Black Panther icon Eldridge Cleaver’s Soul On Ice (1968) is a fascinating document for feminist thinkers. Cleaver delineates between the omnipotent administrator and the supermasuline menial (white and black men respectively). The omnipotent administrator, though the dominator of the supermasculine menial, is also gendered feminine, as he is linked to “weakness, frailty, cowardice and effeminacy,” whereas the supermasculine menial embodies “strength, brute power, force, virility and physical beauty” (180). White women are thus “ultrafeminine” as the subordinate of the omnipotent, and black women become “subfeminine”.

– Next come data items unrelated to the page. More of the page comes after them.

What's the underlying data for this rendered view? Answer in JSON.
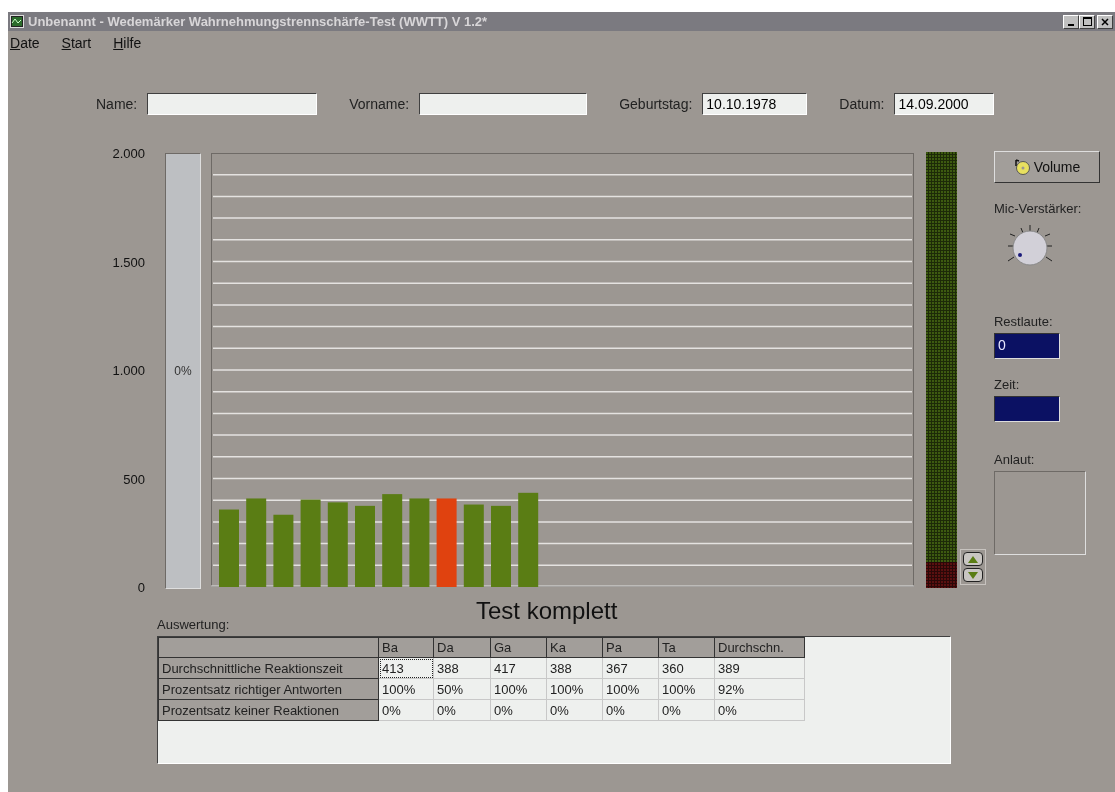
{
  "window": {
    "title": "Unbenannt - Wedemärker Wahrnehmungstrennschärfe-Test (WWTT) V 1.2*"
  },
  "menu": [
    {
      "label": "Date"
    },
    {
      "label": "Start"
    },
    {
      "label": "Hilfe"
    }
  ],
  "form": [
    {
      "label": "Name:"
    },
    {
      "label": "Vorname:"
    },
    {
      "label": "Geburtstag:",
      "value": "10.10.1978"
    },
    {
      "label": "Datum:",
      "value": "14.09.2000"
    }
  ],
  "gauge": {
    "label": "0%",
    "level": 0
  },
  "chart": {
    "upper_y_axis_labels": [
      "2.000",
      "1.500",
      "1.000"
    ],
    "chart_data": {
      "type": "bar",
      "ylim": [
        0,
        2000
      ],
      "yticks": [
        0,
        500
      ],
      "stacked": true,
      "grid": true,
      "series": [
        {
          "color": "#5a7d14",
          "values": [
            357,
            408,
            333,
            403,
            390,
            374,
            428,
            408,
            null,
            380,
            374,
            434
          ]
        },
        {
          "color": "#e0420f",
          "values": [
            null,
            null,
            null,
            null,
            null,
            null,
            null,
            null,
            408,
            null,
            null,
            null
          ]
        }
      ]
    }
  },
  "right_panel": {
    "volume_button": "Volume",
    "mic_label": "Mic-Verstärker:",
    "restlaute_label": "Restlaute:",
    "restlaute_value": "0",
    "zeit_label": "Zeit:",
    "anlaut_label": "Anlaut:"
  },
  "status": "Test komplett",
  "evaluation": {
    "label": "Auswertung:",
    "columns": [
      "Ba",
      "Da",
      "Ga",
      "Ka",
      "Pa",
      "Ta",
      "Durchschn."
    ],
    "rows": [
      {
        "label": "Durchschnittliche Reaktionszeit",
        "cells": [
          {
            "text": "413",
            "selected": true
          },
          {
            "text": "388",
            "selected": false
          },
          {
            "text": "417",
            "selected": false
          },
          {
            "text": "388",
            "selected": false
          },
          {
            "text": "367",
            "selected": false
          },
          {
            "text": "360",
            "selected": false
          },
          {
            "text": "389",
            "selected": false
          }
        ]
      },
      {
        "label": "Prozentsatz richtiger Antworten",
        "cells": [
          {
            "text": "100%",
            "selected": false
          },
          {
            "text": "50%",
            "selected": false
          },
          {
            "text": "100%",
            "selected": false
          },
          {
            "text": "100%",
            "selected": false
          },
          {
            "text": "100%",
            "selected": false
          },
          {
            "text": "100%",
            "selected": false
          },
          {
            "text": "92%",
            "selected": false
          }
        ]
      },
      {
        "label": "Prozentsatz keiner Reaktionen",
        "cells": [
          {
            "text": "0%",
            "selected": false
          },
          {
            "text": "0%",
            "selected": false
          },
          {
            "text": "0%",
            "selected": false
          },
          {
            "text": "0%",
            "selected": false
          },
          {
            "text": "0%",
            "selected": false
          },
          {
            "text": "0%",
            "selected": false
          },
          {
            "text": "0%",
            "selected": false
          }
        ]
      }
    ]
  }
}
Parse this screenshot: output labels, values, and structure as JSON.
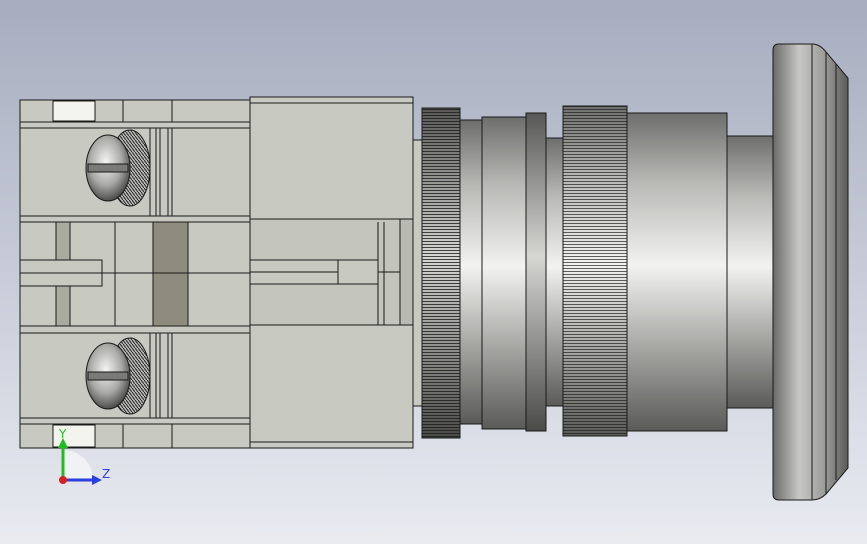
{
  "viewport": {
    "background_top": "#a7adbf",
    "background_bottom": "#e9ebf1"
  },
  "part": {
    "body_color": "#c8c9c0",
    "edge_color": "#1a1a1a",
    "metal_light": "#e4e4e2",
    "metal_dark": "#5c5c5a",
    "insert_color": "#8d8c7e"
  },
  "triad": {
    "y_label": "Y",
    "z_label": "Z",
    "y_color": "#22bb22",
    "z_color": "#2b3fe0",
    "origin_color": "#d42020"
  }
}
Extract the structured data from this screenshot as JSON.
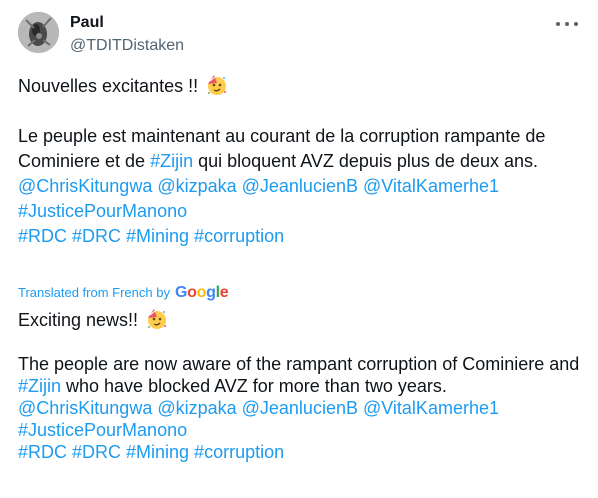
{
  "author": {
    "name": "Paul",
    "handle": "@TDITDistaken"
  },
  "menu": {
    "icon": "more-horizontal-icon"
  },
  "original": {
    "line1": "Nouvelles excitantes !!",
    "para2": "Le peuple est maintenant au courant de la corruption rampante de Cominiere et de ",
    "para2_tag": "#Zijin",
    "para2_end": " qui bloquent AVZ depuis plus de deux ans.",
    "mentions": "@ChrisKitungwa @kizpaka @JeanlucienB @VitalKamerhe1",
    "tag_justice": "#JusticePourManono",
    "tags_final": "#RDC #DRC #Mining #corruption"
  },
  "translation": {
    "label": "Translated from French by",
    "provider_letters": [
      "G",
      "o",
      "o",
      "g",
      "l",
      "e"
    ],
    "line1": "Exciting news!!",
    "para2": "The people are now aware of the rampant corruption of Cominiere and ",
    "para2_tag": "#Zijin",
    "para2_end": " who have blocked AVZ for more than two years.",
    "mentions": "@ChrisKitungwa @kizpaka @JeanlucienB @VitalKamerhe1",
    "tag_justice": "#JusticePourManono",
    "tags_final": "#RDC #DRC #Mining #corruption"
  },
  "emoji": "party-face-icon",
  "colors": {
    "link": "#1d9bf0",
    "text": "#0f1419",
    "muted": "#536471"
  }
}
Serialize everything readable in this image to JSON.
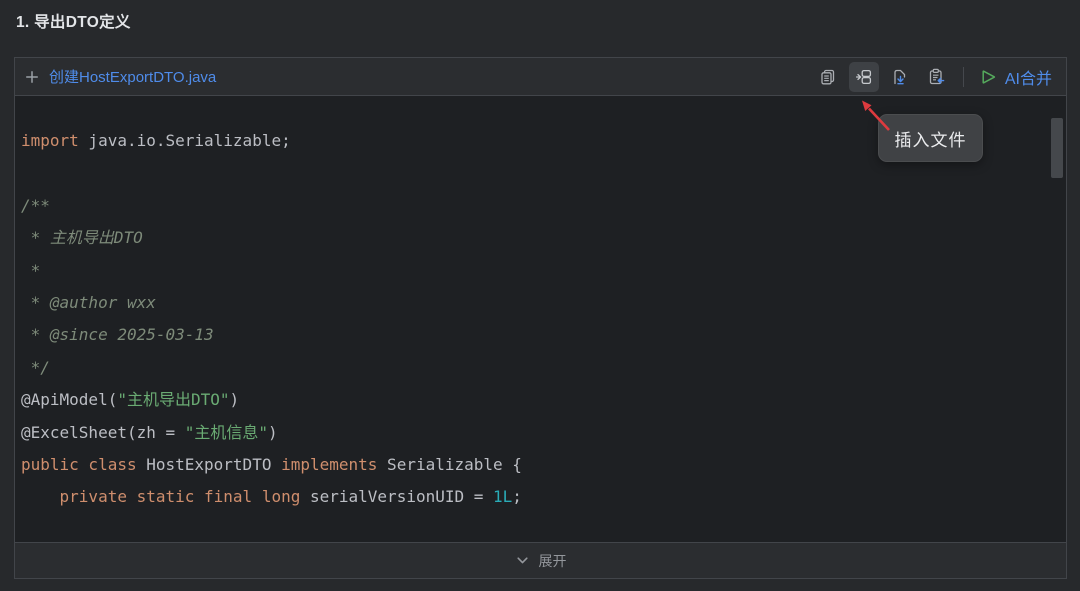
{
  "colors": {
    "page_bg": "#27292c",
    "code_bg": "#1e2023",
    "accent_blue": "#4f8cea",
    "keyword": "#cf8e6d",
    "plain": "#bcbec4",
    "comment": "#7e8b7a",
    "string": "#6aab73",
    "number": "#2aacb8",
    "play_green": "#55a95c",
    "arrow_red": "#de3a3e"
  },
  "page": {
    "title": "1. 导出DTO定义"
  },
  "panel": {
    "filename": "创建HostExportDTO.java",
    "toolbar": {
      "icon_names": [
        "copy-icon",
        "insert-file-icon",
        "save-to-file-icon",
        "clipboard-apply-icon"
      ],
      "active_icon": "insert-file-icon",
      "run_label": "AI合并"
    },
    "tooltip": {
      "text": "插入文件"
    },
    "footer": {
      "expand_label": "展开"
    }
  },
  "code": {
    "language": "java",
    "lines": [
      [
        {
          "t": "kw",
          "v": "import"
        },
        {
          "t": "pl",
          "v": " java.io.Serializable;"
        }
      ],
      [],
      [
        {
          "t": "cm",
          "v": "/**"
        }
      ],
      [
        {
          "t": "cm",
          "v": " * 主机导出DTO"
        }
      ],
      [
        {
          "t": "cm",
          "v": " *"
        }
      ],
      [
        {
          "t": "cm",
          "v": " * @author wxx"
        }
      ],
      [
        {
          "t": "cm",
          "v": " * @since 2025-03-13"
        }
      ],
      [
        {
          "t": "cm",
          "v": " */"
        }
      ],
      [
        {
          "t": "pl",
          "v": "@ApiModel("
        },
        {
          "t": "str",
          "v": "\"主机导出DTO\""
        },
        {
          "t": "pl",
          "v": ")"
        }
      ],
      [
        {
          "t": "pl",
          "v": "@ExcelSheet(zh = "
        },
        {
          "t": "str",
          "v": "\"主机信息\""
        },
        {
          "t": "pl",
          "v": ")"
        }
      ],
      [
        {
          "t": "kw",
          "v": "public class"
        },
        {
          "t": "pl",
          "v": " HostExportDTO "
        },
        {
          "t": "kw",
          "v": "implements"
        },
        {
          "t": "pl",
          "v": " Serializable {"
        }
      ],
      [
        {
          "t": "pl",
          "v": "    "
        },
        {
          "t": "kw",
          "v": "private static final long"
        },
        {
          "t": "pl",
          "v": " serialVersionUID = "
        },
        {
          "t": "num",
          "v": "1L"
        },
        {
          "t": "pl",
          "v": ";"
        }
      ]
    ]
  }
}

I suggest the document is consulted if you’re interested in further explication of these, uh, provocative categories. For those predisposed to outrage: at times you will be so– just try not to make it of the blind variety. As always.

Amazingly, when Cleaver was living in exile in Paris 1975, he founded (of all things) a line of menswear to put his politics on the runway. Cleavers’ basic idea is that the supermasculine menial must celebrate his phallic prowess and masculine prowess he’s been forced to conceal (the case of the castrated and murdered Emmit Till is a stirring symbol in Cleavers’ political rhetoric). In an interview with Newsweek, Cleaver claimed “My design has a tremendous future both artistically and commercially, because not just the intellect–the head and face– is honored. The other half of man’s identity, the sex organs, is too.”

(click on the image to enlarge)

The (amazing, strangely confessional) copy reads:

Life is just a chain of daisies when you slip into (careful, now) these revolutionary hot pants–with their ever-so-daring accent provocateur–just unveiled by famous radical designer Eldridge Cleaver of Paris. They’re bad, they’re mad, they’re up front (but never out of sight)…and, of course, they’re for men only…real men…the three-fisted variety. “There is no mistaking they are men’s pants,” says M. Cleaver (seen here modeling a high-waisted two tone pair of “Clavers” with side zipper and matching “appurtenance”). “The pants that men wear now will be looked upon as girls’ pants after my models are sold.” So far, Eldridge admits, none have been, either wholesale or retail, but he’s busy working on that problem right now in his Latin Quarter office. He’s also orking on some new designes, including a red-and-white-striped appurtenance for the U.S. Bicentennial.
Up your revolution! And don’t forget…heavy on the starch!


Quotes via “Pinks, Pansies & Punks: The Rhetoric of Masculinity and American Literary Culture from the Depression to the Sexual Revolution” by James Lon Penner of UCSC.